We found that compared to single-trait analysis, performing a genetic association analysis that includes biologically relevant covariates can either gain or lose power, depending on specific pleiotropic scenarios, for which we provide empirical examples. In the context of analyzed metabolomics data, the mechanistic network approach had more power compared to the data-driven approach. Nevertheless, we believe that our analysis shows that neither a prior-knowledge-only approach nor a phenotypic-data-only approach is optimal, and we discuss possibilities for improvement.
全基因组关联研究已经确定了数百个影响广泛的复杂人类特征的基因座;然而,对于这些基因座的作用机制知之甚少。

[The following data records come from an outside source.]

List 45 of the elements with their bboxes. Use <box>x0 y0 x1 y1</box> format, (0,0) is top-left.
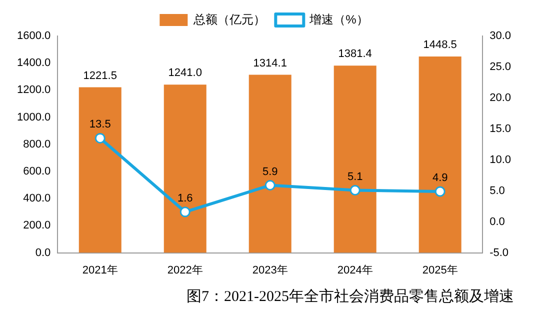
y-tick-label: 200.0 <box>23 220 51 232</box>
data-label: 1.6 <box>177 192 193 204</box>
data-label: 13.5 <box>89 118 111 131</box>
data-label: 4.9 <box>432 172 448 184</box>
x-tick-label: 2024年 <box>337 264 373 276</box>
bar <box>248 74 292 253</box>
point <box>264 180 276 191</box>
y2-tick-label: -5.0 <box>490 246 509 259</box>
data-label: 1448.5 <box>423 39 457 52</box>
y2-tick-label: 20.0 <box>490 92 512 104</box>
x-tick-label: 2022年 <box>167 264 203 276</box>
bar <box>334 66 376 253</box>
y-tick-label: 600.0 <box>23 166 51 178</box>
bar <box>418 56 462 253</box>
data-label: 5.9 <box>262 166 278 178</box>
point <box>350 184 360 196</box>
legend-label: 总额（亿元） <box>192 12 266 26</box>
point <box>434 186 446 197</box>
y2-tick-label: 0.0 <box>490 216 505 228</box>
y-tick-label: 800.0 <box>23 138 51 150</box>
y-tick-label: 1000.0 <box>16 111 51 124</box>
y-tick-label: 1200.0 <box>16 84 51 96</box>
point <box>94 132 106 144</box>
data-label: 1314.1 <box>253 57 287 70</box>
y2-tick-label: 5.0 <box>490 184 505 197</box>
data-label: 1381.4 <box>338 48 372 60</box>
point <box>180 206 190 218</box>
y-tick-label: 400.0 <box>23 192 51 205</box>
text: 图7：2021-2025年全市社会消费品零售总额及增速 <box>186 288 514 305</box>
legend-label: 增速（%） <box>308 12 368 26</box>
data-label: 1221.5 <box>83 70 117 82</box>
bar <box>78 87 122 253</box>
y-tick-label: 1600.0 <box>16 30 51 42</box>
y-tick-label: 0.0 <box>35 246 51 259</box>
data-label: 1241.0 <box>168 67 202 80</box>
y2-tick-label: 30.0 <box>490 30 512 42</box>
x-tick-label: 2021年 <box>82 264 118 276</box>
y2-tick-label: 15.0 <box>490 122 512 135</box>
y-tick-label: 1400.0 <box>16 57 51 70</box>
y2-tick-label: 10.0 <box>490 154 512 166</box>
data-label: 5.1 <box>347 170 363 183</box>
y2-tick-label: 25.0 <box>490 61 512 74</box>
bar <box>164 84 206 253</box>
x-tick-label: 2023年 <box>252 264 288 276</box>
x-tick-label: 2025年 <box>422 264 458 276</box>
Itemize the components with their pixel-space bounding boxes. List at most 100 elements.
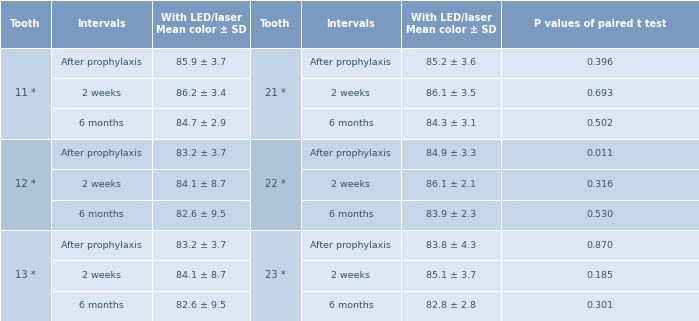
Bar xyxy=(501,260,699,291)
Text: 82.6 ± 9.5: 82.6 ± 9.5 xyxy=(176,301,226,310)
Bar xyxy=(401,260,501,291)
Bar xyxy=(152,169,250,200)
Bar xyxy=(152,291,250,321)
Text: 6 months: 6 months xyxy=(79,301,124,310)
Text: With LED/laser
Mean color ± SD: With LED/laser Mean color ± SD xyxy=(406,13,496,35)
Bar xyxy=(301,48,401,78)
Text: After prophylaxis: After prophylaxis xyxy=(62,58,142,67)
Bar xyxy=(0,139,51,230)
Text: 6 months: 6 months xyxy=(329,301,373,310)
Text: 0.316: 0.316 xyxy=(586,180,614,189)
Text: 83.2 ± 3.7: 83.2 ± 3.7 xyxy=(176,241,226,250)
Text: 86.1 ± 2.1: 86.1 ± 2.1 xyxy=(426,180,476,189)
Text: 85.1 ± 3.7: 85.1 ± 3.7 xyxy=(426,271,476,280)
Bar xyxy=(401,48,501,78)
Text: 21 *: 21 * xyxy=(265,88,286,98)
Bar xyxy=(250,0,301,48)
Text: 83.2 ± 3.7: 83.2 ± 3.7 xyxy=(176,149,226,158)
Bar xyxy=(501,139,699,169)
Bar xyxy=(301,291,401,321)
Bar xyxy=(401,169,501,200)
Bar xyxy=(401,139,501,169)
Text: 84.9 ± 3.3: 84.9 ± 3.3 xyxy=(426,149,476,158)
Text: 2 weeks: 2 weeks xyxy=(82,271,121,280)
Text: 2 weeks: 2 weeks xyxy=(331,89,370,98)
Bar xyxy=(250,230,301,321)
Text: 0.185: 0.185 xyxy=(586,271,614,280)
Bar xyxy=(250,48,301,139)
Bar xyxy=(51,260,152,291)
Bar xyxy=(501,0,699,48)
Bar xyxy=(301,139,401,169)
Bar xyxy=(301,230,401,260)
Bar xyxy=(51,200,152,230)
Text: 22 *: 22 * xyxy=(265,179,286,189)
Bar xyxy=(301,200,401,230)
Bar xyxy=(0,0,51,48)
Text: 6 months: 6 months xyxy=(329,210,373,219)
Bar xyxy=(401,78,501,108)
Text: 86.2 ± 3.4: 86.2 ± 3.4 xyxy=(176,89,226,98)
Text: 11 *: 11 * xyxy=(15,88,36,98)
Text: After prophylaxis: After prophylaxis xyxy=(310,58,391,67)
Text: Tooth: Tooth xyxy=(260,19,291,29)
Text: 83.8 ± 4.3: 83.8 ± 4.3 xyxy=(426,241,476,250)
Text: Intervals: Intervals xyxy=(326,19,375,29)
Text: 84.1 ± 8.7: 84.1 ± 8.7 xyxy=(176,180,226,189)
Text: 84.3 ± 3.1: 84.3 ± 3.1 xyxy=(426,119,476,128)
Bar xyxy=(51,78,152,108)
Text: 2 weeks: 2 weeks xyxy=(331,180,370,189)
Text: 84.1 ± 8.7: 84.1 ± 8.7 xyxy=(176,271,226,280)
Bar xyxy=(51,169,152,200)
Bar xyxy=(301,169,401,200)
Text: 0.870: 0.870 xyxy=(586,241,614,250)
Text: 83.9 ± 2.3: 83.9 ± 2.3 xyxy=(426,210,476,219)
Text: 2 weeks: 2 weeks xyxy=(331,271,370,280)
Text: After prophylaxis: After prophylaxis xyxy=(310,241,391,250)
Bar xyxy=(501,78,699,108)
Text: 0.502: 0.502 xyxy=(586,119,614,128)
Text: 6 months: 6 months xyxy=(79,119,124,128)
Text: 13 *: 13 * xyxy=(15,271,36,281)
Bar xyxy=(501,291,699,321)
Text: 85.9 ± 3.7: 85.9 ± 3.7 xyxy=(176,58,226,67)
Bar xyxy=(51,139,152,169)
Bar xyxy=(152,139,250,169)
Text: 12 *: 12 * xyxy=(15,179,36,189)
Bar xyxy=(301,78,401,108)
Bar xyxy=(501,108,699,139)
Text: 0.011: 0.011 xyxy=(586,149,614,158)
Bar xyxy=(301,260,401,291)
Bar xyxy=(401,108,501,139)
Bar xyxy=(401,200,501,230)
Text: With LED/laser
Mean color ± SD: With LED/laser Mean color ± SD xyxy=(156,13,247,35)
Bar xyxy=(152,48,250,78)
Bar xyxy=(501,200,699,230)
Text: 2 weeks: 2 weeks xyxy=(82,180,121,189)
Bar xyxy=(152,108,250,139)
Bar xyxy=(51,108,152,139)
Text: P values of paired t test: P values of paired t test xyxy=(534,19,666,29)
Text: 0.301: 0.301 xyxy=(586,301,614,310)
Bar xyxy=(152,0,250,48)
Bar xyxy=(501,169,699,200)
Text: 84.7 ± 2.9: 84.7 ± 2.9 xyxy=(176,119,226,128)
Bar xyxy=(401,0,501,48)
Bar xyxy=(51,291,152,321)
Bar xyxy=(152,78,250,108)
Bar xyxy=(0,230,51,321)
Bar xyxy=(51,0,152,48)
Bar xyxy=(51,48,152,78)
Text: 2 weeks: 2 weeks xyxy=(82,89,121,98)
Text: 82.8 ± 2.8: 82.8 ± 2.8 xyxy=(426,301,476,310)
Text: 23 *: 23 * xyxy=(265,271,286,281)
Text: After prophylaxis: After prophylaxis xyxy=(310,149,391,158)
Bar xyxy=(401,291,501,321)
Bar xyxy=(501,230,699,260)
Text: 6 months: 6 months xyxy=(79,210,124,219)
Bar xyxy=(0,48,51,139)
Bar xyxy=(152,200,250,230)
Text: 85.2 ± 3.6: 85.2 ± 3.6 xyxy=(426,58,476,67)
Text: 82.6 ± 9.5: 82.6 ± 9.5 xyxy=(176,210,226,219)
Bar xyxy=(401,230,501,260)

最近功能基因组学(“组学”)的积累,包括代谢组学数据,为研究特定基因组变化的功能作用创造了新的机会。功能基因组数据的特点是其高维性、特征之间存在(强)统计依赖性,以及潜在的复杂遗传控制。因此,此类数据的分析需要特定的统计遗传学方法。
为了帮助我们理解组学表型的遗传控制,我们提出了一种以特征为中心的、基于网络的条件遗传关联(cGAS)方法,用于识别遗传变异对基于组学的特征的直接影响。对于每个感兴趣的特征,我们从生物网络中选择一组其他特征作为 cGAS 的协变量。网络可以从生物途径数据库(一种基于机制的方法)或直接从数据中重建,使用应用于代谢组的高斯图形模型(一种基于数据的方法)。我们推导出了允许比较单变量分析和条件遗传关联分析的功效的数学表达式。然后,我们使用来自基于人群的奥格斯堡合作健康研究(KORA)研究(n=1784 名受试者,170 万个单核苷酸多态性)的数据以及 151 种代谢物的测量数据测试了我们的方法。
我们发现,与单特征分析相比,进行包括生物学上相关协变量的遗传关联分析,根据具体的多效性情况,可能会增加或降低功效,我们提供了实证示例。在分析代谢组学数据的背景下,与基于数据的方法相比,基于机制的网络方法具有更高的功效。然而,我们认为我们的分析表明,仅基于先验知识的方法或仅基于表型数据的方法都不是最优的,我们讨论了改进的可能性。